Information- and Coding-Theoretic Analysis of the RLWE Channel

TL;DR

This paper analyzes the capacity of the RLWE-based cryptographic channel, proposing modifications to increase transmission rates and reduce decryption failure rates using coding theory and capacity bounds.

Contribution

It introduces a novel channel analysis for RLWE-based schemes, providing capacity bounds and coding strategies to enhance data transmission efficiency and reliability.

Findings

Transmission rate can be increased by factors of 1.84 (Kyber) and 7 (NewHope).

Achievable rates are bounded using Gilbert-Varshamov and BCH codes.
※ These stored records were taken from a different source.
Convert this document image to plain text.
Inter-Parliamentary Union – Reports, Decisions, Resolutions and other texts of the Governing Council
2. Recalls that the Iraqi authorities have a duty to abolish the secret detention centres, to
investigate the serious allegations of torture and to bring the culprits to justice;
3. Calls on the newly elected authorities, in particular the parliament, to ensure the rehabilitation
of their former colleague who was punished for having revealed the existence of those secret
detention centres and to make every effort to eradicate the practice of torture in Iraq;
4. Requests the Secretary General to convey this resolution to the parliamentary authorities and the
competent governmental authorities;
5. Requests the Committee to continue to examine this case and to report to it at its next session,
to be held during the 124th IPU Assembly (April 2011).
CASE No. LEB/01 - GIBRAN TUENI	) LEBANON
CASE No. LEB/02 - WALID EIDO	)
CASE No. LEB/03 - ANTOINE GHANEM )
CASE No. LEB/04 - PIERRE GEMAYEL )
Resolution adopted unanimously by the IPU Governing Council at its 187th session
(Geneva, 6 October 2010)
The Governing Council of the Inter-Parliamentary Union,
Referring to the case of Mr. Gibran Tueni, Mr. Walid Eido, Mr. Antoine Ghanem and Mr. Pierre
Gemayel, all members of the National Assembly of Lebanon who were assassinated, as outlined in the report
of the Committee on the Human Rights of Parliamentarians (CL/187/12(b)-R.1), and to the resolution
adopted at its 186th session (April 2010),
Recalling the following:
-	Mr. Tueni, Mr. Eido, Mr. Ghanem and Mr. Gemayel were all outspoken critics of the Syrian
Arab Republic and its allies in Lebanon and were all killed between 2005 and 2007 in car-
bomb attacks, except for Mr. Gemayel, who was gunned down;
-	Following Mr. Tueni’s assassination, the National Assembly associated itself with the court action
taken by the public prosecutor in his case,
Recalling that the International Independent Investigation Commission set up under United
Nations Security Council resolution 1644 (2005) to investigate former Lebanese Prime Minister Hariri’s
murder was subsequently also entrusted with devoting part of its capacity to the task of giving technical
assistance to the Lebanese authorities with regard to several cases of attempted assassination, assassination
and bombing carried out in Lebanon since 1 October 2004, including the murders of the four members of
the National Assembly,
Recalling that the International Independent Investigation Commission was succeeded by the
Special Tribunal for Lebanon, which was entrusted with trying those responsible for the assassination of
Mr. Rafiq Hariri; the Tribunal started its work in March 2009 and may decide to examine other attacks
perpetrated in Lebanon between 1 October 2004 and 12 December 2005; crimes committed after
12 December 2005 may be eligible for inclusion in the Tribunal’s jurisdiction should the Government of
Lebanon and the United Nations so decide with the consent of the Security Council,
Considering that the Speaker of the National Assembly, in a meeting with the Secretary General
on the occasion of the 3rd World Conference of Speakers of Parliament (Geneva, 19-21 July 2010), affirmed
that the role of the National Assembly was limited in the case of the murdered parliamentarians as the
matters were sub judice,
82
Decryption failure rate can be drastically reduced, e.g., from 2^{-216} to 2^{-12769} for NewHope.

Abstract

Several cryptosystems based on the \emph{Ring Learning with Errors} (RLWE) problem have been proposed within the NIST post-quantum cryptography standardization process, e.g., NewHope. Furthermore, there are systems like Kyber which are based on the closely related MLWE assumption. Both previously mentioned schemes result in a non-zero decryption failure rate (DFR). The combination of encryption and decryption for these kinds of algorithms can be interpreted as data transmission over a noisy channel. To the best of our knowledge this paper is the first work that analyzes the capacity of this channel. We show how to modify the encryption schemes such that the input alphabets of the corresponding channels are increased. In particular, we present lower bounds on their capacities which show that the transmission rate can be significantly increased compared to standard proposals in the literature. Furthermore, under the common assumption of stochastically independent coefficient failures, we give lower bounds on achievable rates based on both the Gilbert-Varshamov bound and concrete code constructions using BCH codes. By means of our constructions, we can either increase the total bitrate (by a factor of $1.84$ for Kyber and by factor of $7$ for NewHope) while guaranteeing the same DFR or for the same bitrate, we can significantly reduce the DFR for all schemes considered in this work (e.g., for NewHope from $2^{-216}$ to $2^{-12769}$).